Chamber of Commerce Letter on Arbitration: Does it Make the Case for Class Actions?

by Jeff Sovern

Earlier today, the US Chamber of Commerce released a letter to CFPB Director Richard Cordray from David Hirschmann, President and CEO, Center for Capital Markets Competitiveness, urging the Director to address certain issues at Thursday's CFPB arbitration field hearing. Here's one of those issues, as stated in the letter:

[T]he public would benefit if your remarks were to include a discussion of how a consumers with a small claim based on unique circumstances would be able to vindicate those legal claims if companies, faced with the need to reserve millions of dollars for class action defense, were to cease subsidizing consumer arbitration programs. Under the current class action litigation rules, many small claims that involve issues that customers actually care about, such as alleged overcharges or the failure to credit a deposit on time, are unlikely to be classable because they are individualized disputes. For these claims, consumers will therefore have virtually no economically rational options for seeking redress: arbitration (in which most companies pay for consumers to bring claims against them, making it free to the consumer) will be gone; class action litigation will not be available; and rational consumers are not going to pay a $400 filing fee to pursue a $25 claim in court.
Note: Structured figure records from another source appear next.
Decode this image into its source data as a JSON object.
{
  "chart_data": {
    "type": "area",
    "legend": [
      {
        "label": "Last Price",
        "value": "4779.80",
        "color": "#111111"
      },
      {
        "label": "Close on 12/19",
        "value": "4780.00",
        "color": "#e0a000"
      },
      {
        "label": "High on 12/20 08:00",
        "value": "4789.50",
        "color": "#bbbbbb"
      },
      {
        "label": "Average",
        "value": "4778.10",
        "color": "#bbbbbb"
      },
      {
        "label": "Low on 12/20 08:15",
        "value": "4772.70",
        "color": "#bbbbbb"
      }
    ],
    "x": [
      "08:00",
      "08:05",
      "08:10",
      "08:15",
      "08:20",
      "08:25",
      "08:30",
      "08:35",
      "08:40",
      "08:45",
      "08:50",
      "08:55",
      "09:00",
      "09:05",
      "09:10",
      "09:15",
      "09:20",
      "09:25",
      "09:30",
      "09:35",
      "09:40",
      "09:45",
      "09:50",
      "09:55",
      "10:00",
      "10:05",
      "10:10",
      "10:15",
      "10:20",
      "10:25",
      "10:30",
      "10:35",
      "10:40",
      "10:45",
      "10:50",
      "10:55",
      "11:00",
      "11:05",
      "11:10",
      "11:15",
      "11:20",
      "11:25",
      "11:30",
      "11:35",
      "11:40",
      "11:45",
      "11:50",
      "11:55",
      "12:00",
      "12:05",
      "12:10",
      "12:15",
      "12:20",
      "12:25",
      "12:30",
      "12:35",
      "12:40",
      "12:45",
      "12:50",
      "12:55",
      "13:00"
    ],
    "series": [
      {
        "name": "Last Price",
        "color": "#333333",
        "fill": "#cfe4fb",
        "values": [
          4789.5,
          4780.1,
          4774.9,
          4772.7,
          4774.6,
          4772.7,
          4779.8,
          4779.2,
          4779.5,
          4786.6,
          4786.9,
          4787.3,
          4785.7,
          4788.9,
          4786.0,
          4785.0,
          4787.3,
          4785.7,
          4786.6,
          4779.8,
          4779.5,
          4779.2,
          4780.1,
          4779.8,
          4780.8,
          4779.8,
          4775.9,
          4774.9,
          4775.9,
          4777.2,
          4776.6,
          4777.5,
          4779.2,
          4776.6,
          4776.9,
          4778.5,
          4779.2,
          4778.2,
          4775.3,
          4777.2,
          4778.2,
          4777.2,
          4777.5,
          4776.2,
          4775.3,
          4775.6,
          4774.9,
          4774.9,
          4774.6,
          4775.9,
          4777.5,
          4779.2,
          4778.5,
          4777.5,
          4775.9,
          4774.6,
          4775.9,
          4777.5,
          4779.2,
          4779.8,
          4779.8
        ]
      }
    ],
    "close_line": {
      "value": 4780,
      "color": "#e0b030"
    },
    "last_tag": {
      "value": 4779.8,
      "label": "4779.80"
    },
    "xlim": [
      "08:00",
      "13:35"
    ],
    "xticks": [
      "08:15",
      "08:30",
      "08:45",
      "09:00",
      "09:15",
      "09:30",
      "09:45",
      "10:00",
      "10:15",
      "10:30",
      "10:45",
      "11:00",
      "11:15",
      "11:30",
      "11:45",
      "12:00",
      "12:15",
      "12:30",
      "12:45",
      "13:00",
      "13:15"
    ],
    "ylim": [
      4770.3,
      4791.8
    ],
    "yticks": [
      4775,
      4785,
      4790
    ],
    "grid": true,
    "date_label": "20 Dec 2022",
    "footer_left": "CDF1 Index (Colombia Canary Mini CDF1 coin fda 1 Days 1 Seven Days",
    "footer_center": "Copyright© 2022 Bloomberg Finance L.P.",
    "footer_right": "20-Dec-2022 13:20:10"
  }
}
Taking the opportunity to highlight how consumers will obtain redress for these types of claims would be very helpful in advancing the discussion.

I'm going to assume for this blog post that the industry would indeed no longer use arbitration if they couldn't combine it with class action waivers.  Would consumers really suffer if they couldn't bring arbitration claims for $25?  Well, the CFPB study found that consumers almost never bring arbitration claims when less than $1,000 is at issue, so the ability to assert small claims in arbitration isn't worth much.  But if consumers want to bring $25 claims, they could still do so in small claims courts (I would be curious to hear about small claims courts that charge a $400 filing fee for a $25 claim).  So even if arbitration goes away, consumers would lose something they don't use and don't need when it comes to small claims.

Perhaps the most notable part of the paragraph is its concession that consumers will not devote substantial resources to winning $25 claims. That is precisely why we need class actions to protect consumers against being taken advantage of in small amounts: so that companies will be deterred from bilking consumers in amounts too small to justify consumers investing resources in stopping them.